Gleichstellung und Genderkompetenz als Erfolgsfaktor für mehr Qualität und Innovation

der Abgeordneten Krista Sager, Kai Gehring, Priska Hinz (Herborn), Ekin Deligöz, Katrin Göring-Eckardt, Britta Haßelmann, Grietje Staffelt und der Fraktion BÜNDNIS 90/DIE GRÜNEN

http://anonym.to/?http://dip21.bundestag.de/dip21/btd/16/087/1608753.pdf

Zitate:

Verzerrungseffekte in der Wahrnehmung, so genannter Genderbias, beeinträchtigen systematisch den vorurteilsfreien Blick auf Wissenschaftlerinnen und ihre Leistungen und behindern so den wissenschaftlichen Erkenntnisprozess.

Als Folge hat sich auf breiter Front eine weit verbreitete Gleichstellungsrhetorik durchgesetzt. Inzwischen gibt es kaum mehr eine Einrichtung, in der nicht Chancengleichheit zum Leitwert des institutionellen Selbstverständnisses avanciert wäre.

Diese führen dazu, dass Wissenschaftlerinnen, weiterhin an einer bestimmten Stelle das Wissenschaftssystem verlassen (leaky pipeline). Nach heutigem Wissensstand liegen die Ursachen der Unterrepräsentanz von Frauen primär innerhalb der Wissenschaftsstrukturen. Die Barrieren, die zum Ausschluss von Frauen aus der Wissenschaft führen, variieren dabei von Fach zu Fach. Maßnahmen der individuellen Karriereförderung von Frauen sind sicher immer noch unverzichtbar und ein wichtiges gleichstellungspolitisches Element. Sie reichen aber bei weitem nicht aus, um strukturell verankerte Ausschlussmechanismen in den einzelnen Wissenschaftseinrichtungen und im Wissenschaftssystem als Ganzes zu beseitigen. Formen individueller Karriereförderung müssen daher um verbindliche gleichstel- lungspolitische Zielvorgaben und Maßnahmen gegen strukturell verankerte Diskriminierungen ergänzt werden.

Coaching- und Mentoringprogramme, Karriereberatungen und Trainings, Stipendien und Qualifikationsstellen stellen auch in Zukunft wichtige Instrumente dar, Frauen auf dem Weg durch die Institution Wissenschaft zu unterstützen. Sie haben nicht zu dem von einigen befürchteten Stigmatisierungseffekten für die geförderten Frauen geführt, sondern überhaupt erst zu mehr Sichtbarkeit von Wissenschaftlerinnen im System beigetragen.

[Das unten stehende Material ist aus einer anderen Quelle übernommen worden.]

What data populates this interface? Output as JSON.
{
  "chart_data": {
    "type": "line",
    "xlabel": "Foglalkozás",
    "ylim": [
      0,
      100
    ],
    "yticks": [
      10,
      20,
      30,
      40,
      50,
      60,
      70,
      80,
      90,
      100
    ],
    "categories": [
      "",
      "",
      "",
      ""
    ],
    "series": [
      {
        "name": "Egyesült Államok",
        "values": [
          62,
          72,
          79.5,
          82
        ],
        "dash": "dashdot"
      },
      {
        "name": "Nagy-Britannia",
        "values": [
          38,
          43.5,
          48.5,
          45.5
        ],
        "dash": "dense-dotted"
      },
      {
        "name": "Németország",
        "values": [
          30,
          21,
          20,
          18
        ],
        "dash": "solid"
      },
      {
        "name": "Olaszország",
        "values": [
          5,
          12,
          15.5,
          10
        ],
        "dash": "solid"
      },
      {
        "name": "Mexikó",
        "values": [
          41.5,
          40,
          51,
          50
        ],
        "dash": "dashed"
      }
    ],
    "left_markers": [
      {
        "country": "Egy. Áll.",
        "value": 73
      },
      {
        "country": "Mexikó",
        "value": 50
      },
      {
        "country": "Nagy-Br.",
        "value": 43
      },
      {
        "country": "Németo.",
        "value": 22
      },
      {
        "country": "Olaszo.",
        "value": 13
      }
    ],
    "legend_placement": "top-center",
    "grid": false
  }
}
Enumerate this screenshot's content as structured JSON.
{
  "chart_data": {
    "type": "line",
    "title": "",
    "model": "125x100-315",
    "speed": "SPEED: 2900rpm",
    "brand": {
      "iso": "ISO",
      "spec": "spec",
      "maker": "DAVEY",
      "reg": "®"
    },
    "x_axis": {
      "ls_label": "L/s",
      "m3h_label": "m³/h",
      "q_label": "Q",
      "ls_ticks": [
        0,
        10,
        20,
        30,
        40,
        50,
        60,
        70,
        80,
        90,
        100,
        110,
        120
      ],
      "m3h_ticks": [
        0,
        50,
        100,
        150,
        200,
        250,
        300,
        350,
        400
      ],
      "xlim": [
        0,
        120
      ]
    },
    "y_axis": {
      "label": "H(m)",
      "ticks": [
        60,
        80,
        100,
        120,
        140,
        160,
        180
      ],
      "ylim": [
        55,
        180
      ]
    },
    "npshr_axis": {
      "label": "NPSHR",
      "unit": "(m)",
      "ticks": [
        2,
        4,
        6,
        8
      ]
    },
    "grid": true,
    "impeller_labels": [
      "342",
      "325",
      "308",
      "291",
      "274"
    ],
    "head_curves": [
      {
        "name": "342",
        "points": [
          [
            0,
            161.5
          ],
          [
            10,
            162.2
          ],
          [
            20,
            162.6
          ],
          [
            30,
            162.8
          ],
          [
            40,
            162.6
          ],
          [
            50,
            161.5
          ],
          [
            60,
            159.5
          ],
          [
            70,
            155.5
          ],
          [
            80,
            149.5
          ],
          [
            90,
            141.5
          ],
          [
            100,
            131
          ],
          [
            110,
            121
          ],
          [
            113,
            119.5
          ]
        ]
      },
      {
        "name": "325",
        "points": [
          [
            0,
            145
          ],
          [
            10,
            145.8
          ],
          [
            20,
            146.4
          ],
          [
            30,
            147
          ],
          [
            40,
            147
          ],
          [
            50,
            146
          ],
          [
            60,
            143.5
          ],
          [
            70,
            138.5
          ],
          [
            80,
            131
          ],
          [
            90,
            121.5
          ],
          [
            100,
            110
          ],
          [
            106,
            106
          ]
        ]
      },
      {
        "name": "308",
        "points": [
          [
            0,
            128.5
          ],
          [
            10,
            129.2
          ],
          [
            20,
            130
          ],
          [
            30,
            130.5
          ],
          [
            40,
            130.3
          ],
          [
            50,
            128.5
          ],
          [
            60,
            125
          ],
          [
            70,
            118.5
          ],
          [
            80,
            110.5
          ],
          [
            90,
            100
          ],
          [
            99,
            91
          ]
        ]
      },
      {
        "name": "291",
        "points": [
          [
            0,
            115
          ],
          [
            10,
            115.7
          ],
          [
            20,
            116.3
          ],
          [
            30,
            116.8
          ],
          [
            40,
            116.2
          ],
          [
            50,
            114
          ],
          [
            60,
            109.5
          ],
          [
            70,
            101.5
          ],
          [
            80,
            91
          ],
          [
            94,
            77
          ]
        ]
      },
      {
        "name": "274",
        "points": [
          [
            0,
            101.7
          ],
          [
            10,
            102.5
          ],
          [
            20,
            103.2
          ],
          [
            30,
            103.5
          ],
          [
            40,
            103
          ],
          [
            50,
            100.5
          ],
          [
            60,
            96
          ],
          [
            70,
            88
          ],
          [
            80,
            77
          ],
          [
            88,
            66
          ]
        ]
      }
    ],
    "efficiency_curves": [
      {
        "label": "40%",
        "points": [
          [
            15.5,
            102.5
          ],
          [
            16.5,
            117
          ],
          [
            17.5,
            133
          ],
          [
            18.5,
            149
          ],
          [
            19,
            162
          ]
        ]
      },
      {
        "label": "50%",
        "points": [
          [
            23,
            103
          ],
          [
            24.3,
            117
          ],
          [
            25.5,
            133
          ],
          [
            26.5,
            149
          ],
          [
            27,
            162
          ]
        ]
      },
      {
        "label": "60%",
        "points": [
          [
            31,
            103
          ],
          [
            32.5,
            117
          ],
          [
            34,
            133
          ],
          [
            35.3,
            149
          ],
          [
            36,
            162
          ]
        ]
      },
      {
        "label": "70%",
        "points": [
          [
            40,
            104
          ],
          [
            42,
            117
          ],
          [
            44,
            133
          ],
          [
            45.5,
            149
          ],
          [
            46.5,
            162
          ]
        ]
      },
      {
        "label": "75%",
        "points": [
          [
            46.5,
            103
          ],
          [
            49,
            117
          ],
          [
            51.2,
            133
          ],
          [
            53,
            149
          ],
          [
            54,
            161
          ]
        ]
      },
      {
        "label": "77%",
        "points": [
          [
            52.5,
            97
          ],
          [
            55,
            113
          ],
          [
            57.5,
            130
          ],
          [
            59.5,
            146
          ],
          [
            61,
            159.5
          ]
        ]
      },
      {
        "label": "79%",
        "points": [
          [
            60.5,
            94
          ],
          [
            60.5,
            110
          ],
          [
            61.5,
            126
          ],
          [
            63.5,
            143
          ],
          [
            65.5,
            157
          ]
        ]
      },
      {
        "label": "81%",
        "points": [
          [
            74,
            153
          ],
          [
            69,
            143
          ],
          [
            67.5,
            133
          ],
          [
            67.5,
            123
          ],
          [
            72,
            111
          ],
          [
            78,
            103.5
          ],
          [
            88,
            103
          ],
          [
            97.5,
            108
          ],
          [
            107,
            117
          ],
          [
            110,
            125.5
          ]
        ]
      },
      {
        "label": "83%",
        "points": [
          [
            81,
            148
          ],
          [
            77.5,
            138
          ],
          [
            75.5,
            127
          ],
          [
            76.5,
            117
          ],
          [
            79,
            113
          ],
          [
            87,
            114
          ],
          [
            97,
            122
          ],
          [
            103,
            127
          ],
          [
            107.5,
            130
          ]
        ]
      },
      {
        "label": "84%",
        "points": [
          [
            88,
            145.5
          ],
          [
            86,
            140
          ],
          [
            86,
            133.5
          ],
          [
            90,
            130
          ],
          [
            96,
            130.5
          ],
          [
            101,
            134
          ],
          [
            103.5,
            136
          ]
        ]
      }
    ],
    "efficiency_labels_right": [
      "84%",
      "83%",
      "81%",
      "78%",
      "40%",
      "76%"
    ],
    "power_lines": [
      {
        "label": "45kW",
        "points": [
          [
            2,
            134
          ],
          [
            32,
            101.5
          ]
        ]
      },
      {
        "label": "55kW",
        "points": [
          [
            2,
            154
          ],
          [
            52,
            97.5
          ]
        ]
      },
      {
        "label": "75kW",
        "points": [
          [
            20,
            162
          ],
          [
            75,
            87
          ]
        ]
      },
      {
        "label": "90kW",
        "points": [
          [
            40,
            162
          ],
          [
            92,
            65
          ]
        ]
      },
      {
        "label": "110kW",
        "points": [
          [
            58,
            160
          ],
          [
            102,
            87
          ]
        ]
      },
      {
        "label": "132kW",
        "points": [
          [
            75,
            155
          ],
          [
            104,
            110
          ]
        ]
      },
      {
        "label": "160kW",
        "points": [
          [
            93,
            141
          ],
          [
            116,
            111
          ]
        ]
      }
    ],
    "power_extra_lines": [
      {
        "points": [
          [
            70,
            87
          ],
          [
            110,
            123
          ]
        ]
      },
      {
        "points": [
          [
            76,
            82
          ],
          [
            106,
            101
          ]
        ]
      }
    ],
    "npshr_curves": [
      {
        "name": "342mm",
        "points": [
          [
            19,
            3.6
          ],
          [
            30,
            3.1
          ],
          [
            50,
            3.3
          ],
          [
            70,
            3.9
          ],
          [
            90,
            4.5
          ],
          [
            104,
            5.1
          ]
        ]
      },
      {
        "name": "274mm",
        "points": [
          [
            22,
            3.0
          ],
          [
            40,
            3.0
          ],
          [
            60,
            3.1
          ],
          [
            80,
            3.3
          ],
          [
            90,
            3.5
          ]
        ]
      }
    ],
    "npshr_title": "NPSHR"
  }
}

Um nachhaltige Veränderungen der Strukturen schnell und im notwendigen Maße zu bewirken, müssen Politik und Leitungen der wissenschaftlichen Einrichtungen darüber hinaus aber vor allem klare und laufend überprüfbare Vorgaben und Anforderungen zur Steigerung der Frauenanteile in der Wissenschaft durchsetzen.


Die Erfahrungen in Schweden machen vor, wie über staatlich vorgegebenen Zielquoten und deren fortwährende Kontrolle der Frauenanteil in der Wissenschaft signifikant und schnell gesteigert werden kann. Ein solches Steuerungsmodell, bestehend aus Zielvorgaben und Erfolgskontrolle, sollte auch bei uns endlich zur Anwendung kommen. Grundsätzlich geht es darum, Gleichstellungsziele spürbar an finanzielle Ressourcen zu knüpfen, indem man positive Anreizmechanismen schafft, die negative Konsequenzen nicht aus- schließen für den Fall, dass vereinbarte Ziele nicht erreicht wurden. Jene Institutionen, die Ziele verfehlen, müssen über das Controlling dazu angehalten werden, ihre Misserfolge zu rechtfertigen und ihre Gleichstellungsinstrumente ergebnisorientiert anzupassen. Der gesamte Ansatz zielt darauf ab, hochschulische und außerhochschulische Einrichtungen mit positiven Gleichstellungserfolgen über finanzielle Anreize, Wettbewerbsvorteile und über das Leistungsranking Imagegewinne zu ermöglichen.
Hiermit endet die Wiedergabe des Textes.